Recently we’ve heard a lot of rumbling from clients about banks that are just plain uncooperative and unwilling to adhere to any measure of reason with respect to asset protection trusts. Specifically, it seems that banks are succeeding at scaring people who want to refinance their homes. The typical situation goes something like this:
A client holds her home in an asset protection trust and decides to refinance it. The bank, however, has other plans. The bank offers to refinance the home but only if the trust is amended to erode all of its asset protection features, rendering the trust totally useless. But our clients are savvy, so they propose to remove the home from the asset protection trust and then refinance it. Only one problem with that plan, as the bank usually proceeds to scare the bejesus out of the client by stating that if the home is ever deeded back to the trust, the due-on-sale clause will be triggered. Effectively, that means that the bank can call the entire principal due on the loan.

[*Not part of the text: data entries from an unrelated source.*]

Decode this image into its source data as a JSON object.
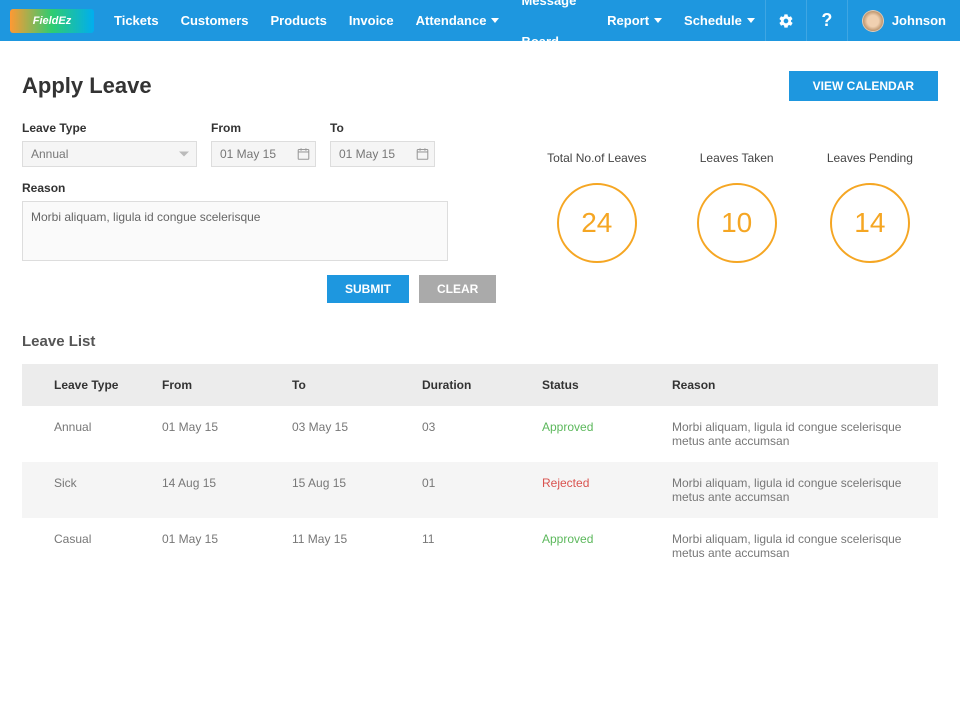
{
  "header": {
    "logo_text": "FieldEz",
    "nav": [
      "Tickets",
      "Customers",
      "Products",
      "Invoice",
      "Attendance",
      "Message Board",
      "Report",
      "Schedule"
    ],
    "nav_dropdown_indices": [
      4,
      6,
      7
    ],
    "user_name": "Johnson"
  },
  "page": {
    "title": "Apply Leave",
    "view_calendar": "VIEW CALENDAR"
  },
  "form": {
    "leave_type_label": "Leave Type",
    "leave_type_value": "Annual",
    "from_label": "From",
    "from_value": "01 May 15",
    "to_label": "To",
    "to_value": "01 May 15",
    "reason_label": "Reason",
    "reason_value": "Morbi aliquam, ligula id congue scelerisque",
    "submit": "SUBMIT",
    "clear": "CLEAR"
  },
  "stats": [
    {
      "label": "Total No.of Leaves",
      "value": "24"
    },
    {
      "label": "Leaves Taken",
      "value": "10"
    },
    {
      "label": "Leaves Pending",
      "value": "14"
    }
  ],
  "leave_list": {
    "title": "Leave List",
    "headers": [
      "Leave Type",
      "From",
      "To",
      "Duration",
      "Status",
      "Reason"
    ],
    "rows": [
      {
        "type": "Annual",
        "from": "01 May 15",
        "to": "03 May 15",
        "duration": "03",
        "status": "Approved",
        "status_class": "approved",
        "reason": "Morbi aliquam, ligula id congue scelerisque metus ante accumsan"
      },
      {
        "type": "Sick",
        "from": "14 Aug 15",
        "to": "15 Aug 15",
        "duration": "01",
        "status": "Rejected",
        "status_class": "rejected",
        "reason": "Morbi aliquam, ligula id congue scelerisque metus ante accumsan"
      },
      {
        "type": "Casual",
        "from": "01 May 15",
        "to": "11 May 15",
        "duration": "11",
        "status": "Approved",
        "status_class": "approved",
        "reason": "Morbi aliquam, ligula id congue scelerisque metus ante accumsan"
      }
    ]
  }
}
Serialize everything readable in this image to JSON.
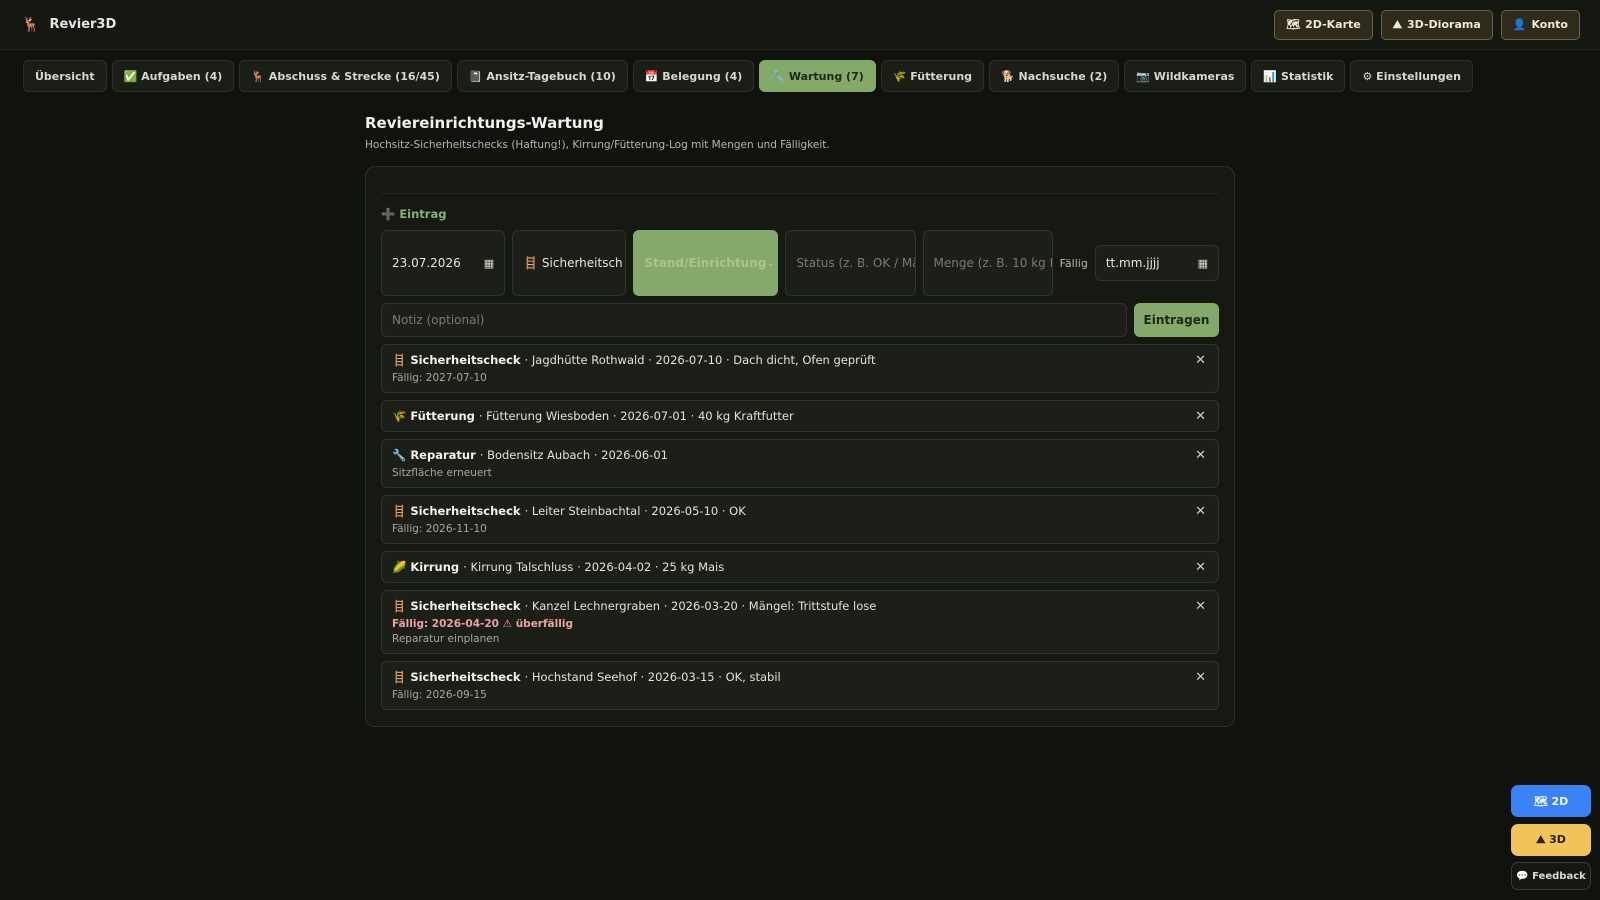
{
  "app": {
    "title": "Revier3D",
    "logo": "🦌"
  },
  "top_actions": [
    {
      "icon": "🗺",
      "label": "2D-Karte"
    },
    {
      "icon": "⛰",
      "label": "3D-Diorama"
    },
    {
      "icon": "👤",
      "label": "Konto"
    }
  ],
  "tabs": [
    {
      "label": "Übersicht"
    },
    {
      "label": "✅ Aufgaben (4)"
    },
    {
      "label": "🦌 Abschuss & Strecke (16/45)"
    },
    {
      "label": "📓 Ansitz-Tagebuch (10)"
    },
    {
      "label": "📅 Belegung (4)"
    },
    {
      "label": "🔧 Wartung (7)",
      "active": true
    },
    {
      "label": "🌾 Fütterung"
    },
    {
      "label": "🐕 Nachsuche (2)"
    },
    {
      "label": "📷 Wildkameras"
    },
    {
      "label": "📊 Statistik"
    },
    {
      "label": "⚙ Einstellungen"
    }
  ],
  "page": {
    "title": "Reviereinrichtungs-Wartung",
    "subtitle": "Hochsitz-Sicherheitschecks (Haftung!), Kirrung/Fütterung-Log mit Mengen und Fälligkeit."
  },
  "form": {
    "heading": "➕ Eintrag",
    "date_value": "23.07.2026",
    "type_value": "🪜 Sicherheitsch",
    "stand_placeholder": "Stand/Einrichtung",
    "status_placeholder": "Status (z. B. OK / Mä",
    "amount_placeholder": "Menge (z. B. 10 kg M",
    "due_label": "Fällig",
    "due_value": "tt.mm.jjjj",
    "note_placeholder": "Notiz (optional)",
    "submit_label": "Eintragen"
  },
  "entries": [
    {
      "icon": "🪜",
      "type": "Sicherheitscheck",
      "details": "· Jagdhütte Rothwald · 2026-07-10 · Dach dicht, Ofen geprüft",
      "lines": [
        {
          "text": "Fällig: 2027-07-10",
          "overdue": false
        }
      ]
    },
    {
      "icon": "🌾",
      "type": "Fütterung",
      "details": "· Fütterung Wiesboden · 2026-07-01 · 40 kg Kraftfutter",
      "lines": []
    },
    {
      "icon": "🔧",
      "type": "Reparatur",
      "details": "· Bodensitz Aubach · 2026-06-01",
      "lines": [
        {
          "text": "Sitzfläche erneuert",
          "overdue": false
        }
      ]
    },
    {
      "icon": "🪜",
      "type": "Sicherheitscheck",
      "details": "· Leiter Steinbachtal · 2026-05-10 · OK",
      "lines": [
        {
          "text": "Fällig: 2026-11-10",
          "overdue": false
        }
      ]
    },
    {
      "icon": "🌽",
      "type": "Kirrung",
      "details": "· Kirrung Talschluss · 2026-04-02 · 25 kg Mais",
      "lines": []
    },
    {
      "icon": "🪜",
      "type": "Sicherheitscheck",
      "details": "· Kanzel Lechnergraben · 2026-03-20 · Mängel: Trittstufe lose",
      "lines": [
        {
          "text": "Fällig: 2026-04-20 ⚠ überfällig",
          "overdue": true
        },
        {
          "text": "Reparatur einplanen",
          "overdue": false
        }
      ]
    },
    {
      "icon": "🪜",
      "type": "Sicherheitscheck",
      "details": "· Hochstand Seehof · 2026-03-15 · OK, stabil",
      "lines": [
        {
          "text": "Fällig: 2026-09-15",
          "overdue": false
        }
      ]
    }
  ],
  "close_glyph": "✕",
  "fabs": {
    "twod": "🗺 2D",
    "threed": "⛰ 3D",
    "feedback": "💬 Feedback"
  },
  "colors": {
    "accent": "#85a96b",
    "bg": "#0f120d",
    "overdue": "#f0a0a0",
    "fab_2d": "#3b82f6",
    "fab_3d": "#f0c45a"
  }
}
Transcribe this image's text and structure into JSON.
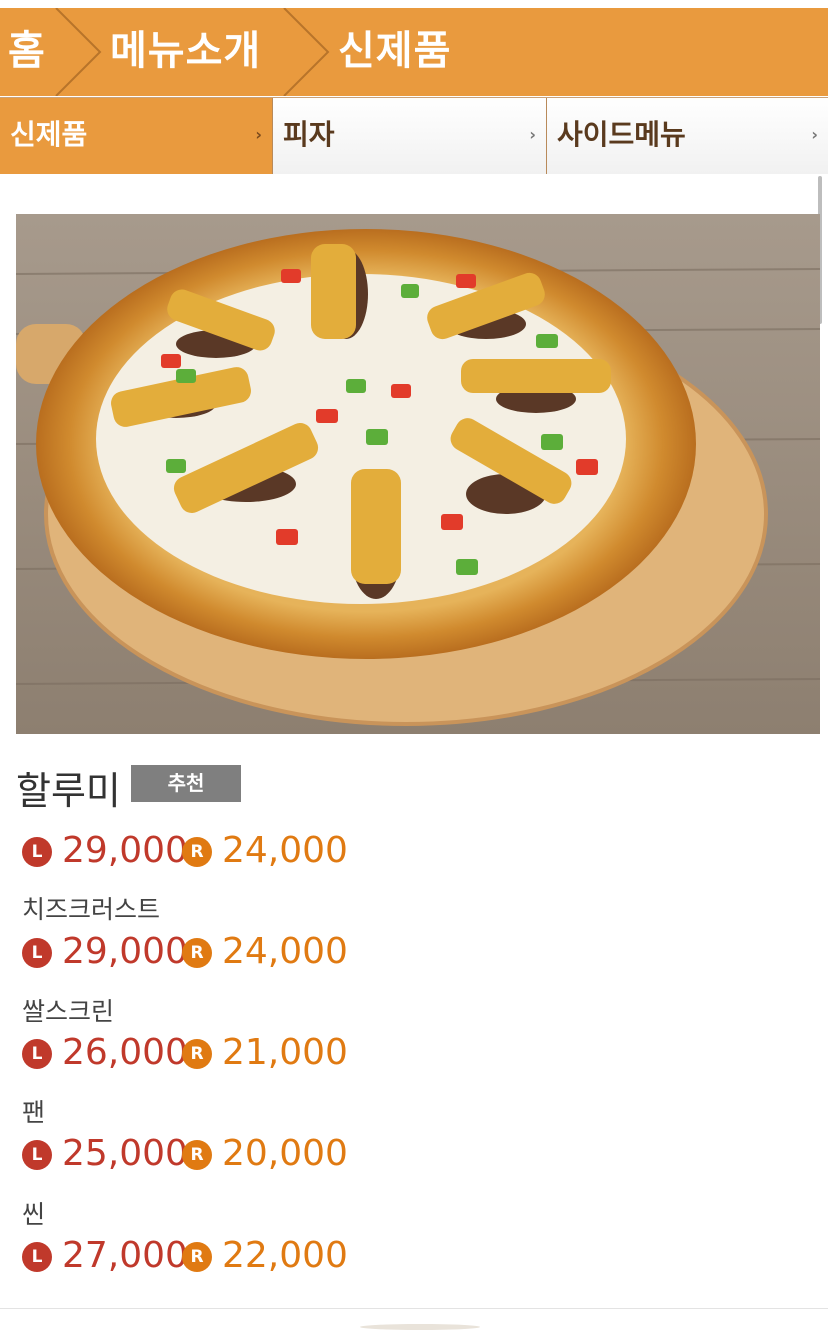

It’s usually at this point that we get a call from the client asking for help, which is unfortunate since the bank is simply acting nonsensically. Financing a home held in an asset protection trust does not impair the bank’s rights and security interest in the home at all! It simply keeps your other creditors away from the home. In short, the bank is massively wasting everyone’s time.
Federal Law Supports Asset Protection Trusts
For once, the solution to the due-on-sale clause threat can be found in federal law. Specifically, the Garn St. Germain Act, which states that a due-on-sale clause cannot be triggered upon a transfer of property “into an inter vivos trust in which the borrower is and remains a beneficiary and which does not relate to a transfer of rights of occupancy in the property.” In other words, it would be unlawful for a lender to carry out the threat of triggering a due-on-sale clause if you deed your property into an asset protection trust created for you by Lodmell & Lodmell.
What You Should Do
All this boils down to a simple set of steps you can take if you want to refinance your home that’s held in trust.
- Deed the home from your trust to your personal name.
- Refinance the home.
- Deed the home back to your trust, regardless of whether the bank tried to scare you with a due-on-sale clause scenario.
- If the bank does try to accelerate your loan, pass your bank a copy of the Garn St. Germain Act.